The commission additionally requested:
- That the building department (Bill Ireland was named repeatedly) present at the hearing to describe the permit workflow, when and how pre-demolition notices are issued, and what the building department checks on site;
- That staff widen public notice beyond legal newspaper notices, using historical-society and preservation-group email lists and city social media so the historically interested community receives the agenda and draft in advance; and
- That the ordinance include clearer language about third-party professional reviews (how vendors are selected, budget/funding for reviews and whether fees are part of annual budgeting) and about enforcement provisions including fines and permit lapses.

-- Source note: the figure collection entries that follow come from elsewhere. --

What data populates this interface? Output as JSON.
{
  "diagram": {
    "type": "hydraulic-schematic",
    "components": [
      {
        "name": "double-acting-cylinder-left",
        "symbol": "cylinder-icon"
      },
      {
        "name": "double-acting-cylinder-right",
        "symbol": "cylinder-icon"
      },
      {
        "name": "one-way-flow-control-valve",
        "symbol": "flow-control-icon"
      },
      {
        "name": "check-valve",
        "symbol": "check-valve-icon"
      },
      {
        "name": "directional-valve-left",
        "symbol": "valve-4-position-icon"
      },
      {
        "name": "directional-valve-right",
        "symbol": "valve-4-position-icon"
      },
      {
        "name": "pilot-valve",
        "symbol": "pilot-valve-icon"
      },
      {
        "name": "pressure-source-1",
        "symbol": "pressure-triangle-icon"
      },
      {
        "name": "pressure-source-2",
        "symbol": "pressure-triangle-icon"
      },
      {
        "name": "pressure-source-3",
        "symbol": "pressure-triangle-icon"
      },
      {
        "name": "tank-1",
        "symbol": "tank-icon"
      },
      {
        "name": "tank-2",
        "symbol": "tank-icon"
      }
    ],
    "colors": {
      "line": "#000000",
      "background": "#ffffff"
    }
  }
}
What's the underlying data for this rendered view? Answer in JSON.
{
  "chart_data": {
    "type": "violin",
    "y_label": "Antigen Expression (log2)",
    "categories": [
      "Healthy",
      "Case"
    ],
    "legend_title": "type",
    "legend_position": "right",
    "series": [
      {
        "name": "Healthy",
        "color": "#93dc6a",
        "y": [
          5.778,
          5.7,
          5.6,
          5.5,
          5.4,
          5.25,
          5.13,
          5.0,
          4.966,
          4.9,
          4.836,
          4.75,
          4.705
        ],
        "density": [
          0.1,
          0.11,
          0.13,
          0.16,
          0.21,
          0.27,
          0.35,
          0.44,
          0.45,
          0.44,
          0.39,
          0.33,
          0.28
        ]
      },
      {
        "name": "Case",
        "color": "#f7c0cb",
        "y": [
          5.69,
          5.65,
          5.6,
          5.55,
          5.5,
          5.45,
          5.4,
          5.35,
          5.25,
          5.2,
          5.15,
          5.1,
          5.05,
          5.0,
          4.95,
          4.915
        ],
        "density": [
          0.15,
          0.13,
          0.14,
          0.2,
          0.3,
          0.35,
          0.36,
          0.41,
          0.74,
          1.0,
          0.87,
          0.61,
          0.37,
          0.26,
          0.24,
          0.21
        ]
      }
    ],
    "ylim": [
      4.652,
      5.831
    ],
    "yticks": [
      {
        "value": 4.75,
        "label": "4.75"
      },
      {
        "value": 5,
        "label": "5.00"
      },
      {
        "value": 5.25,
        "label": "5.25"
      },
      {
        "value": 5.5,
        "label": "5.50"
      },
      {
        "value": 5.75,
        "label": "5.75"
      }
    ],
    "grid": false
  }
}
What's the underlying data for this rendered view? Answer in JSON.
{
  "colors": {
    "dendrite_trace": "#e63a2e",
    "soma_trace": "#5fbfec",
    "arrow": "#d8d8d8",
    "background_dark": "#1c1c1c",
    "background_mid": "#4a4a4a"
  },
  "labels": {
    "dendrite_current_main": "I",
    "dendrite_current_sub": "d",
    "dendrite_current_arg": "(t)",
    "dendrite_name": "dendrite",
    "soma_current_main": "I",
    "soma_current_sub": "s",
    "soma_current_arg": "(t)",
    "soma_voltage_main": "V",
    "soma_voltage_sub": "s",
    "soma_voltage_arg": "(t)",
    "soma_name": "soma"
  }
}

At the end of the discussion Commission member (motion maker not specified in the record) moved to schedule a public hearing; a second (identified in the transcript as “Brian”) supported the motion and the commission voted in favor. The commission directed staff to circulate a cleaned draft and formal public-notice materials and to invite building-department staff and preservation consultants to the Nov. 19 meeting.

The commission also discussed logistics for the hearing: commissioners recommended limiting expert testimony, placing a time limit on public speakers, and publishing materials at least two weeks in advance. Commissioners said they prefer a combined format: a short informational presentation by staff and invited experts followed by a formal public hearing for comment.

Next steps: The commission asked staff to prepare a revised, “clean” draft incorporating issues raised at the meeting, to confirm the November 19 meeting date for the hearing, and to coordinate legal/technical review with the city attorney’s office before formal ordinance referral to the city’s ordinance committee.

Ending note: Commissioners emphasized outreach and education — not just circulating the draft — so residents and property owners understand how the permit process and the proposed ordinance would affect renovations and demolitions.